SQL: Just say No!

Michael Ubell, Sleepycat Software

SQL was designed as a general purpose query language for access to relational databases. As such, it is wildly successful. However, the utility of SQL for ad hoc queries does not necessarily translate into its use in high-performance transaction-processing applications. High-performance transaction-processing systems typically use a few standard queries against a database. As such, their use of SQL is unnecessary.

How do we assess transaction-processing performance? We create benchmarks that are representative of the needs of high-performance systems. What are the benchmarks we most commonly use? TPC-C and Spec-Web. Each specification devotes considerable effort to specifying the (small) set of queries executed by the application. Thus, the power of SQL is largely ignored. Using SQL to express database access may shorten the initial development cycle when the precise nature of the queries is unknown. However, as a product nears deployment, the small number of queries actually used become established and remain so for the lifetime of the application. Thus, once in the field, the application continues to pay the performance penalty for flexibility that is never used. Neither the query mix nor the underlying database schema changes after application deployment.

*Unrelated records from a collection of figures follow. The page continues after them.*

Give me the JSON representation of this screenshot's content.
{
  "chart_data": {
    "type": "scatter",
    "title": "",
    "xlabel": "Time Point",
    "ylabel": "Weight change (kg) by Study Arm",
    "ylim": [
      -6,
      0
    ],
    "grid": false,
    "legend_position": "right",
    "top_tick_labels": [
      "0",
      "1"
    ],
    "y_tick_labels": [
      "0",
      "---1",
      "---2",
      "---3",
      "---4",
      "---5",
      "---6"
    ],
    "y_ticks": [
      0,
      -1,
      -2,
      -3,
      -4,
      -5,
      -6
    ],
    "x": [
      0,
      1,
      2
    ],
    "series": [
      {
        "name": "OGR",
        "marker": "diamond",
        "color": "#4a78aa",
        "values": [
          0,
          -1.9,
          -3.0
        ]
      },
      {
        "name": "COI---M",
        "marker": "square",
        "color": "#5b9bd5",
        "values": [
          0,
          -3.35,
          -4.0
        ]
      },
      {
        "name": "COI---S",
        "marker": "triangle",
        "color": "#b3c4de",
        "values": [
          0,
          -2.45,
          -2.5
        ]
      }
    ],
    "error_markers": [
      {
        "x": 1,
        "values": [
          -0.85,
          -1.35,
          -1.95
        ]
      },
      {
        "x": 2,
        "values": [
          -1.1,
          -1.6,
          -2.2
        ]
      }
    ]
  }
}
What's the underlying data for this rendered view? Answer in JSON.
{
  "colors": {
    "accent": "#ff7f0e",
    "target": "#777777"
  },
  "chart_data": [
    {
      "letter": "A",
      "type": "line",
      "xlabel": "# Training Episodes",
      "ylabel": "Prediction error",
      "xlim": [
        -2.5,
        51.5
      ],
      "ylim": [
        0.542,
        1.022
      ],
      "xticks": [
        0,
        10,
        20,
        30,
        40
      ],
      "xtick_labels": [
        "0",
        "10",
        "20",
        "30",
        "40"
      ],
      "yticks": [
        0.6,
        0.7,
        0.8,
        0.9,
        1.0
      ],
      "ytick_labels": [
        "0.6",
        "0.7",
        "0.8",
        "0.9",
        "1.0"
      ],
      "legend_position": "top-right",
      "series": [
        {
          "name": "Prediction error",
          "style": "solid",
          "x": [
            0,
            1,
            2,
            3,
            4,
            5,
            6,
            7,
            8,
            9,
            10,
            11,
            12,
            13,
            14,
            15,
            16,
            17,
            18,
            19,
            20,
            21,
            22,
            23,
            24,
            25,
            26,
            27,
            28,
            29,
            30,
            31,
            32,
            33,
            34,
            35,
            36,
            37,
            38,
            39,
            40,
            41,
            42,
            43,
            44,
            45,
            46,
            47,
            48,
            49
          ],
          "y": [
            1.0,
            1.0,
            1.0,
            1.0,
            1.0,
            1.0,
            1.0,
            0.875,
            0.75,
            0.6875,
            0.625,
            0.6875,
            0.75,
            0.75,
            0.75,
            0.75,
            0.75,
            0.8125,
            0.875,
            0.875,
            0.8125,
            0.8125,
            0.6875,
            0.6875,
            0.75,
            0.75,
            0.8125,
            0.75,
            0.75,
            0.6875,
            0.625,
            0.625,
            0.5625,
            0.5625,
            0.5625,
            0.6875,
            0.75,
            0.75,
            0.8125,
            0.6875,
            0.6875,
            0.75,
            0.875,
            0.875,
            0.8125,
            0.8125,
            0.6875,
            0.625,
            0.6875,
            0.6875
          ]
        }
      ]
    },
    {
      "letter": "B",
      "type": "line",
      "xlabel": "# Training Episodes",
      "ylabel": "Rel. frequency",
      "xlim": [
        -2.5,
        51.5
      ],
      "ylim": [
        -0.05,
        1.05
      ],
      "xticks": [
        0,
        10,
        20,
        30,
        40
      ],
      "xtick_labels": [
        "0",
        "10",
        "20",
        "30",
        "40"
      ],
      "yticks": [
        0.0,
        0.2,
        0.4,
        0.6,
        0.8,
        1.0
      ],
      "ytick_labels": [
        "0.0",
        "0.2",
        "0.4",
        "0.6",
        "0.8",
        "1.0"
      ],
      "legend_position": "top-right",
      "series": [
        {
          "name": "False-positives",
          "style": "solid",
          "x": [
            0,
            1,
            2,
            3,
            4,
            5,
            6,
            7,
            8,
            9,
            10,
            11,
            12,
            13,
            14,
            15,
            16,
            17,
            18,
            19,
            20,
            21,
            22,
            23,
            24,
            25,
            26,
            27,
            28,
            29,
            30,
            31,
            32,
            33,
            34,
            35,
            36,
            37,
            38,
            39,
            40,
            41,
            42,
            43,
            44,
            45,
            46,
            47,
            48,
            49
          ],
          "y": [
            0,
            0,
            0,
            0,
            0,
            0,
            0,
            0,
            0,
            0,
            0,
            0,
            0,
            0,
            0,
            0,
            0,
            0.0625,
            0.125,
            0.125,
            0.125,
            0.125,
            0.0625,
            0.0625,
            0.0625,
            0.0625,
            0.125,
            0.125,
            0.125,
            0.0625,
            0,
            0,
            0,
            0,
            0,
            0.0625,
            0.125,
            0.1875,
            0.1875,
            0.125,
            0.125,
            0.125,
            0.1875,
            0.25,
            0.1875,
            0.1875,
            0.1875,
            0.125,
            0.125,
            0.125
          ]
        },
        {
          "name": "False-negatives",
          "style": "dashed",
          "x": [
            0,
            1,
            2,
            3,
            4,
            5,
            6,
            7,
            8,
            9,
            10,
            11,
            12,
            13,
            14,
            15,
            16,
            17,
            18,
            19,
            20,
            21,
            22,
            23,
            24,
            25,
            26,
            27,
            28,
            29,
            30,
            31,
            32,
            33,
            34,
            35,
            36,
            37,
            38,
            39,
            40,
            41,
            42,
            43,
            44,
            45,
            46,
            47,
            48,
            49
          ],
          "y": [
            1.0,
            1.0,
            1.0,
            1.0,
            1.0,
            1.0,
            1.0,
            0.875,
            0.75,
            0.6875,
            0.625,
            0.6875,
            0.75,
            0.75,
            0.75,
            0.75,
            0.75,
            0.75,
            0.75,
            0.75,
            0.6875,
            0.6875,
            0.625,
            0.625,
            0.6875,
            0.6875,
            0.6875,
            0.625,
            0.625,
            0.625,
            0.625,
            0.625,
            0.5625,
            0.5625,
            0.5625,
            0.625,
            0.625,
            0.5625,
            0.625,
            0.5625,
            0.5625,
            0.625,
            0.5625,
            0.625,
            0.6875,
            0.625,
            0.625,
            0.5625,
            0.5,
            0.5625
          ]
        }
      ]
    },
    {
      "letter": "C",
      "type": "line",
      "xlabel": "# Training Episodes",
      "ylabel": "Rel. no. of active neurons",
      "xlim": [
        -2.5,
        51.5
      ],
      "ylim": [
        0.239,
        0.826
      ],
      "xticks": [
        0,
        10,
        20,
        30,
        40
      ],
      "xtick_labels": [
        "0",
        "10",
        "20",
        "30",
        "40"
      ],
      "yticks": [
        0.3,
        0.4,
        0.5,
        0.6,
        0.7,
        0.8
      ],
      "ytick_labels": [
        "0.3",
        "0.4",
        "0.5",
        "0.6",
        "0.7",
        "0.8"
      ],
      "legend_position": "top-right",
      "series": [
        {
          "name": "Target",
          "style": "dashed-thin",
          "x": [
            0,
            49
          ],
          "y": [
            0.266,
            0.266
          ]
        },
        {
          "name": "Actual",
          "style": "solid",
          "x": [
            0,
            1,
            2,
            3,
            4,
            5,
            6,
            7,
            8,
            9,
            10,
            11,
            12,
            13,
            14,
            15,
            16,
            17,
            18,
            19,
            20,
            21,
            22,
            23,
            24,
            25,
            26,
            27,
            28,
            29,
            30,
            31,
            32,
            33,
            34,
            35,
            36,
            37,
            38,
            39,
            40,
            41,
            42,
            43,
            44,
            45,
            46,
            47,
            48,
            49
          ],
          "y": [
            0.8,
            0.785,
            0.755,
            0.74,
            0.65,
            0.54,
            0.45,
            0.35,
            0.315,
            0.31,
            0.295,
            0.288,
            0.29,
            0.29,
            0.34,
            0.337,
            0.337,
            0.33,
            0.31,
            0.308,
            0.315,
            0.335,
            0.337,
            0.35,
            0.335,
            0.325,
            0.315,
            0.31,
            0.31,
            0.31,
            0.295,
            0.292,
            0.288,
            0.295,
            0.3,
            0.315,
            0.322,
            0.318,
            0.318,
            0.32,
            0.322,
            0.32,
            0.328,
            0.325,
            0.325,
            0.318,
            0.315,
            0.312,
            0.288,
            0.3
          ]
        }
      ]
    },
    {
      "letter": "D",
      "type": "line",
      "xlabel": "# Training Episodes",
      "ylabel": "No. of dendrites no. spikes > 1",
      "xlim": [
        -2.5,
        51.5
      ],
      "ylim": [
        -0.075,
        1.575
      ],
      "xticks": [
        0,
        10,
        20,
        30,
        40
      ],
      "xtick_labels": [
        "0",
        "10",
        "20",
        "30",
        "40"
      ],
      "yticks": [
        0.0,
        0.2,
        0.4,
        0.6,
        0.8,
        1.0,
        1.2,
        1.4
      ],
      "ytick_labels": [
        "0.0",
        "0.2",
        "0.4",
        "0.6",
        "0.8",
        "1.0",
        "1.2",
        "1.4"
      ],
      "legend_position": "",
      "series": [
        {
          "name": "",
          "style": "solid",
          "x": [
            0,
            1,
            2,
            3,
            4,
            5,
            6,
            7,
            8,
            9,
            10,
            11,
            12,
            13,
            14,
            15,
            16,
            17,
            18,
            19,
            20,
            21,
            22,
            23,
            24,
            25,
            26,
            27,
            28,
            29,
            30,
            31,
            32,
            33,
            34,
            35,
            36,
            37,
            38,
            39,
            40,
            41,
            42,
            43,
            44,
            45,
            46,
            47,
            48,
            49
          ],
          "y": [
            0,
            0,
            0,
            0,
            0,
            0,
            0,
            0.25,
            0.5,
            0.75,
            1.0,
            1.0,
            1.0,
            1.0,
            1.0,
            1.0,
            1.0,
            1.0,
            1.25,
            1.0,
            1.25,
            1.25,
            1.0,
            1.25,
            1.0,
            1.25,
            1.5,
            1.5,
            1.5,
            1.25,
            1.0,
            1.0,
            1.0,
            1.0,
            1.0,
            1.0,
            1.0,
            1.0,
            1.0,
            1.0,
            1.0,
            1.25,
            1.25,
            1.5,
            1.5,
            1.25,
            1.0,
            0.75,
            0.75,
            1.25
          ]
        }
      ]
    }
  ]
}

The result of the reliance on SQL is that application designers tune their systems indirectly. That is, they must figure out how changes to their application can/will be manifested in the database system and its query optimizer. In effect, when application designers do this, they are relegating the tuning of their application to the database vendors' engineering organization. The only tuning the application designers can do is modify their use of the database in an attempt to allow the standard database optimizations to do better for the application in question. This is not the shortest path to a high-performing system. Instead, effort is better spent optimizing the application itself rather than trying to game the database.

The relational database vendors all but concede that performance tuning requires gaming the database. For years we have seen special purpose tuning of these "general purpose" systems to win the standard benchmarks. At first this tuning benefitted the customers by raising the general performance of the system. As time went by general performance improvements were not enough and the vendors resorted to fastpathing of the benchmark operations or even inventing new operations like Oracle's discrete transactions. These performance hacks are simply an admission that the conventional approach is flawed.

Relying on database vendor tuning ignores the massive application knowledge that the developer brings to bear on the problem. It is frequently impossible or startlingly difficult to take advantage of a priori knowledge about relationships in the database, access patterns, query frequency, peak activity, etc. As mentioned above, it is often impossible for applications to take advantage of the high-performance features that the databases offer. Even if they do help, critical performance tuning is relegated to the database vendors' engineers instead of to the application developers who understand the needs of the application better.

The second obstacle to high performance that SQL introduces is that of translation. Business logic is rarely encapsulated in SQL. Instead, it is formulated in standard programming languages, XML, Java Beans, or some other format. As such, resources are dedicated to translating from the application's "native" format to SQL and back again. This is wasted effort, both in implementation and in performance. Coding database accesses directly in a native interface leads to less code, a better overall design, easier tuning, and higher performance.

Reliance on SQL also introduces serious additional security risks. For example, it dramatically increases the safety of many systems to disallow generic queries, allowing access to the database only through a narrow protocol which supports only canned requests. "Narrowing the aperture" by disallowing generic queries means that breaking into the web server does not provide complete access to the database system.

It is important to note that designing high-performance TP applications without SQL does not mean that ad hoc query mechanisms are unavailable. Instead, we propose using SQL for ad hoc queries, but using a more direct, programmatic, non client-server interface to the data for high performance concerns.

In conclusion, by definition, a high performance transaction-processing environment demands performance. As such, the overhead for an ad hoc query language that goes unused in this environment is an impediment. Instead, applications need the tools that empower them to directly and efficiently access and manipulate data. Both commercial vendors and the research community should devote time and energy to this endeavor.